Nel 1834 Ruggles pubblicò il suo primo opuscolo, la satira anti-colonizzazione Estintore, estinto ... o David M. Reese, MD "Used Up". Questo opuscolo e il successivo Un antidoto per una combinazione furiosa ... (1838) attaccò gli argomenti procolonizzazionisti del chierico metodista David Reese. Ruggles ampliò i suoi argomenti abolizionisti nell'appello femminista del 1835 L'abrogazione del settimo comandamento da parte delle Chiese americane. L'opuscolo, pubblicato dalla stessa stampa di Ruggles (un'altra prima afroamericana), sosteneva argomentazioni di proslave e fantasie paurose sulle loro teste e invitava le femministe del nord a evitare o ostracizzare le mogli meridionali dei proprietari di schiavi. Nel 1835 scrisse numerosi articoli su William L. Garrison Emancipatore.

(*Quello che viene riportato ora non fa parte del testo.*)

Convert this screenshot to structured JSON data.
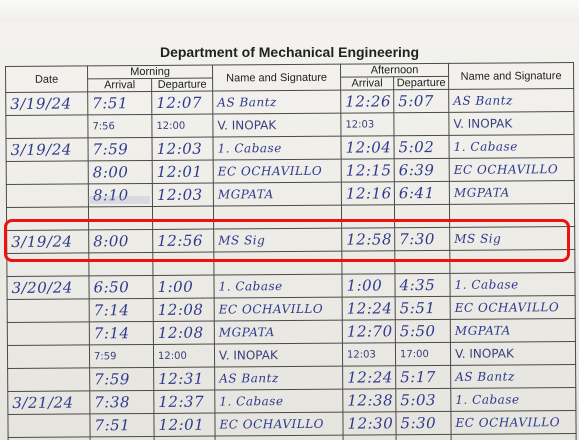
{
  "title": "Department of Mechanical Engineering",
  "headers": {
    "date": "Date",
    "morning": "Morning",
    "afternoon": "Afternoon",
    "arrival": "Arrival",
    "departure": "Departure",
    "name_signature": "Name and Signature"
  },
  "rows": [
    {
      "date": "3/19/24",
      "m_arr": "7:51",
      "m_dep": "12:07",
      "m_sig": "AS Bantz",
      "a_arr": "12:26",
      "a_dep": "5:07",
      "a_sig": "AS Bantz"
    },
    {
      "date": "",
      "m_arr": "7:56",
      "m_dep": "12:00",
      "m_sig": "V. INOPAK",
      "a_arr": "12:03",
      "a_dep": "",
      "a_sig": "V. INOPAK"
    },
    {
      "date": "3/19/24",
      "m_arr": "7:59",
      "m_dep": "12:03",
      "m_sig": "1. Cabase",
      "a_arr": "12:04",
      "a_dep": "5:02",
      "a_sig": "1. Cabase"
    },
    {
      "date": "",
      "m_arr": "8:00",
      "m_dep": "12:01",
      "m_sig": "EC OCHAVILLO",
      "a_arr": "12:15",
      "a_dep": "6:39",
      "a_sig": "EC OCHAVILLO"
    },
    {
      "date": "",
      "m_arr": "8:10",
      "m_dep": "12:03",
      "m_sig": "MGPATA",
      "a_arr": "12:16",
      "a_dep": "6:41",
      "a_sig": "MGPATA"
    },
    {
      "date": "",
      "m_arr": "",
      "m_dep": "",
      "m_sig": "",
      "a_arr": "",
      "a_dep": "",
      "a_sig": ""
    },
    {
      "date": "3/19/24",
      "m_arr": "8:00",
      "m_dep": "12:56",
      "m_sig": "MS Sig",
      "a_arr": "12:58",
      "a_dep": "7:30",
      "a_sig": "MS Sig"
    },
    {
      "date": "",
      "m_arr": "",
      "m_dep": "",
      "m_sig": "",
      "a_arr": "",
      "a_dep": "",
      "a_sig": ""
    },
    {
      "date": "3/20/24",
      "m_arr": "6:50",
      "m_dep": "1:00",
      "m_sig": "1. Cabase",
      "a_arr": "1:00",
      "a_dep": "4:35",
      "a_sig": "1. Cabase"
    },
    {
      "date": "",
      "m_arr": "7:14",
      "m_dep": "12:08",
      "m_sig": "EC OCHAVILLO",
      "a_arr": "12:24",
      "a_dep": "5:51",
      "a_sig": "EC OCHAVILLO"
    },
    {
      "date": "",
      "m_arr": "7:14",
      "m_dep": "12:08",
      "m_sig": "MGPATA",
      "a_arr": "12:70",
      "a_dep": "5:50",
      "a_sig": "MGPATA"
    },
    {
      "date": "",
      "m_arr": "7:59",
      "m_dep": "12:00",
      "m_sig": "V. INOPAK",
      "a_arr": "12:03",
      "a_dep": "17:00",
      "a_sig": "V. INOPAK"
    },
    {
      "date": "",
      "m_arr": "7:59",
      "m_dep": "12:31",
      "m_sig": "AS Bantz",
      "a_arr": "12:24",
      "a_dep": "5:17",
      "a_sig": "AS Bantz"
    },
    {
      "date": "3/21/24",
      "m_arr": "7:38",
      "m_dep": "12:37",
      "m_sig": "1. Cabase",
      "a_arr": "12:38",
      "a_dep": "5:03",
      "a_sig": "1. Cabase"
    },
    {
      "date": "",
      "m_arr": "7:51",
      "m_dep": "12:01",
      "m_sig": "EC OCHAVILLO",
      "a_arr": "12:30",
      "a_dep": "5:30",
      "a_sig": "EC OCHAVILLO"
    },
    {
      "date": "",
      "m_arr": "",
      "m_dep": "",
      "m_sig": "",
      "a_arr": "",
      "a_dep": "",
      "a_sig": ""
    }
  ],
  "small_rows": [
    1,
    11
  ],
  "ink_color": "#2f3a8f",
  "highlight_color": "#ee1111"
}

Nel 1835 Ruggles fondò e diresse il New York Vigilance Committee, che proteggeva i neri liberi dai rapimenti. Era un audace direttore d'orchestra della Underground Railroad, dando rifugio a Frederick Douglass e mille altri neri prima di trasferirli a nord in salvo.

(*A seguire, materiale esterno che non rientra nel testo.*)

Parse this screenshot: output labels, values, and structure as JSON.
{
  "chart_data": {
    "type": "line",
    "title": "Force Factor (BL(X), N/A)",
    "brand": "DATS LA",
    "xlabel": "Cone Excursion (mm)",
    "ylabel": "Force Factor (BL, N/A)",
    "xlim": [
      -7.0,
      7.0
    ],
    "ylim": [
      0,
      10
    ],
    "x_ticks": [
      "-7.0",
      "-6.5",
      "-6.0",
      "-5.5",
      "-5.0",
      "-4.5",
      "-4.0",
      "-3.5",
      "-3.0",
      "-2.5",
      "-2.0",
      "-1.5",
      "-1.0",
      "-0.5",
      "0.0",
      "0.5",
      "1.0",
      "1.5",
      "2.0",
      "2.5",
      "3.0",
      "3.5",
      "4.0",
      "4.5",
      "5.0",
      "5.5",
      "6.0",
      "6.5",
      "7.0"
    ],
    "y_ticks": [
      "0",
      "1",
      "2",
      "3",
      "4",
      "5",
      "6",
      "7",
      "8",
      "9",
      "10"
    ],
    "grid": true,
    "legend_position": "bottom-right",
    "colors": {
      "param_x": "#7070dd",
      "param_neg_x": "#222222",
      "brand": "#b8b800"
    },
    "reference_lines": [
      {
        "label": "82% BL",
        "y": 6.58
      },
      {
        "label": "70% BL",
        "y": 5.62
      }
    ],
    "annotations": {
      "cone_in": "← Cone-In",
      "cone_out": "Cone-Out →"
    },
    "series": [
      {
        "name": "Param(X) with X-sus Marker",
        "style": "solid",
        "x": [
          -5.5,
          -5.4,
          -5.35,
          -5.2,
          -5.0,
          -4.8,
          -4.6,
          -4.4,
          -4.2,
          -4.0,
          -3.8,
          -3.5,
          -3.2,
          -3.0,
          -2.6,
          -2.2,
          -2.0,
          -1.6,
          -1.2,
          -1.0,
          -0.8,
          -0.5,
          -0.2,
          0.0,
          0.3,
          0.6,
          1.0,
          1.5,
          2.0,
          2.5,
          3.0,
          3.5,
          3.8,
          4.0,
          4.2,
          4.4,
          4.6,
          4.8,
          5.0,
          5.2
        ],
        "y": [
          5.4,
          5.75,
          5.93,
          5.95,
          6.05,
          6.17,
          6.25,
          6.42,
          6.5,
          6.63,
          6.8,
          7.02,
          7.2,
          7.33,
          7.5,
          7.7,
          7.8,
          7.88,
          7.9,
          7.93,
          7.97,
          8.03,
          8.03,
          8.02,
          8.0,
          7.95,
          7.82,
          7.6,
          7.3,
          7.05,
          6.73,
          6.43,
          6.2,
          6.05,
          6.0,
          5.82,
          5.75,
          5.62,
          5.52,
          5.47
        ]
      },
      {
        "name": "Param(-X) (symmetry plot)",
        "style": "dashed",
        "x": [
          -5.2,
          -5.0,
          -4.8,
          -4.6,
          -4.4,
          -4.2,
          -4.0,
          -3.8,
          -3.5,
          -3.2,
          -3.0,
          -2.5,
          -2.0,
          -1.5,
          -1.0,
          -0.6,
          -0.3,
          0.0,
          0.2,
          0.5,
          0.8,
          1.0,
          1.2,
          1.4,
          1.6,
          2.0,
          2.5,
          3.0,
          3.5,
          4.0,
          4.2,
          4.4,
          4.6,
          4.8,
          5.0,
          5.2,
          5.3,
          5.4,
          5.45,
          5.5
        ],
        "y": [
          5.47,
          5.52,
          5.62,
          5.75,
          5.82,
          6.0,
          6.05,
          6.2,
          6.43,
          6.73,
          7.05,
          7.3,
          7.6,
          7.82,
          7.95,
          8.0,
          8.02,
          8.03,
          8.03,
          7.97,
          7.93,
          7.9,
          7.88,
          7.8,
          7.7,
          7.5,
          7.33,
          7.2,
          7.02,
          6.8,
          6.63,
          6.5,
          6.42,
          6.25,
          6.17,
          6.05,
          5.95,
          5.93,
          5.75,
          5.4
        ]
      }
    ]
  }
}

Impavido attivista e raccoglitore di fondi, Ruggles è andato anche nelle case dei bianchi dove credeva che i domestici neri fossero detenuti illegalmente. Ha servito atti contro gli schiavista e li ha affrontati direttamente per strada. Nelle frequenti colonne ha scritto per il Americano colorato, ha denunciato il razzismo sulle ferrovie. Nel 1839 pubblicò un Directory dei possessori di schiavi, che ha identificato i nomi e gli indirizzi di politici, avvocati e polizia di New York che "si prestano al rapimento".

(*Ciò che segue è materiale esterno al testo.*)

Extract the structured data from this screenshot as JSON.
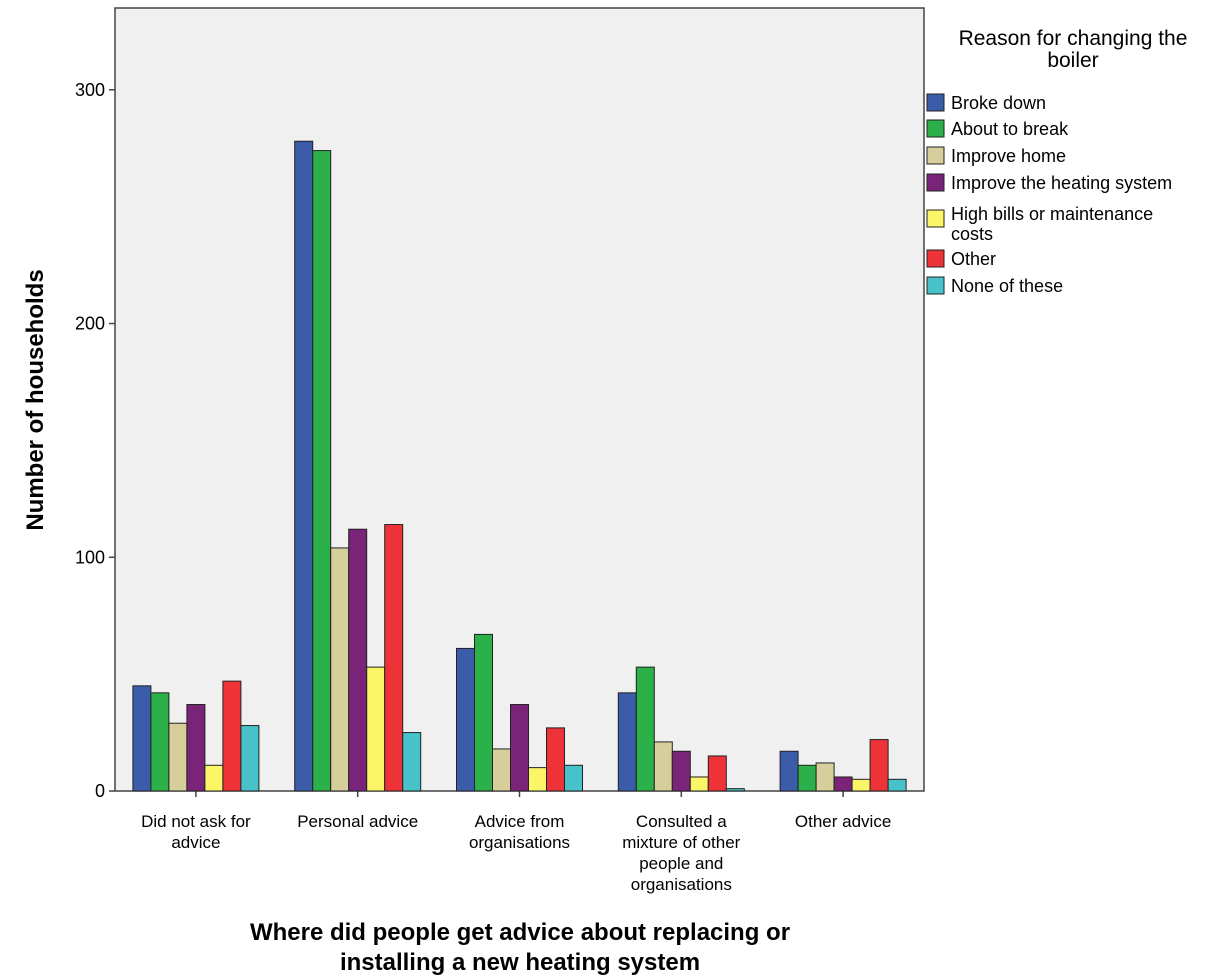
{
  "chart_data": {
    "type": "bar",
    "xlabel_lines": [
      "Where did people get advice about replacing or",
      "installing a new heating system"
    ],
    "ylabel": "Number of households",
    "ylim": [
      0,
      335
    ],
    "yticks": [
      0,
      100,
      200,
      300
    ],
    "categories": [
      [
        "Did not ask for",
        "advice"
      ],
      [
        "Personal advice"
      ],
      [
        "Advice from",
        "organisations"
      ],
      [
        "Consulted a",
        "mixture of other",
        "people and",
        "organisations"
      ],
      [
        "Other advice"
      ]
    ],
    "legend": {
      "title_lines": [
        "Reason for changing the",
        "boiler"
      ],
      "placement": "right"
    },
    "grid": false,
    "series": [
      {
        "name_lines": [
          "Broke down"
        ],
        "color": "#3b5ca8",
        "values": [
          45,
          278,
          61,
          42,
          17
        ]
      },
      {
        "name_lines": [
          "About to break"
        ],
        "color": "#2bb04a",
        "values": [
          42,
          274,
          67,
          53,
          11
        ]
      },
      {
        "name_lines": [
          "Improve home"
        ],
        "color": "#d6cf9c",
        "values": [
          29,
          104,
          18,
          21,
          12
        ]
      },
      {
        "name_lines": [
          "Improve the heating system"
        ],
        "color": "#7a2479",
        "values": [
          37,
          112,
          37,
          17,
          6
        ]
      },
      {
        "name_lines": [
          " High bills or maintenance",
          "costs"
        ],
        "color": "#fbf667",
        "values": [
          11,
          53,
          10,
          6,
          5
        ]
      },
      {
        "name_lines": [
          "Other"
        ],
        "color": "#ee3338",
        "values": [
          47,
          114,
          27,
          15,
          22
        ]
      },
      {
        "name_lines": [
          "None of these"
        ],
        "color": "#47c2c8",
        "values": [
          28,
          25,
          11,
          1,
          5
        ]
      }
    ]
  }
}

Tra il 1838 e il 1841 Ruggles pubblicò cinque numeri del Specchio della libertà, la prima rivista afroamericana. Diffuso ampiamente in tutto l'Est, il Midwest e anche il Sud, il Specchio della libertà ha raccontato le attività del Comitato di Vigilanza, ha fornito resoconti di rapimenti e relativi casi giudiziari, e ha stampato discorsi antischiavista e avvisi di organizzazioni nere. Nonostante le sue apparizioni irregolari, la rivista è stata un risultato significativo.

Appesantito da una disputa irritabile e costosa con Samuel Cornish, accusato di maltrattamento di fondi, essendo stato incarcerato per le sue attività e affetto da cecità, Ruggles si trasferì a Northampton, Massachusetts, nel 1842. Lydia Maria Child e la Northampton Association of Education L'industria gli ha dato soccorso negli anni 1840 mentre continuava le sue attività sulla Underground Railroad. A Northampton, Ruggles ha superato la sua cattiva salute e ha costruito una prospera pratica come medico di idropatia, usando l'acqua nel trattamento di varie malattie. Ha assistito una grande varietà di pazienti, dalla moglie di un proprietario di schiavi del sud a William Lloyd Garrison a Sojourner Truth. Morì nel 1849 per una grave malattia intestinale.

Guarda anche Abolizione; Ferrovia sotterranea

Bibliografia

Porter, Dorothy B. "David Ruggles, un apostolo dei diritti umani". Journal of Negro History 28 (1943): 23-50.

Porter, Dorothy B. "David Ruggles". In Dizionario della biografia dei neri americani. New York: Norton, 1982.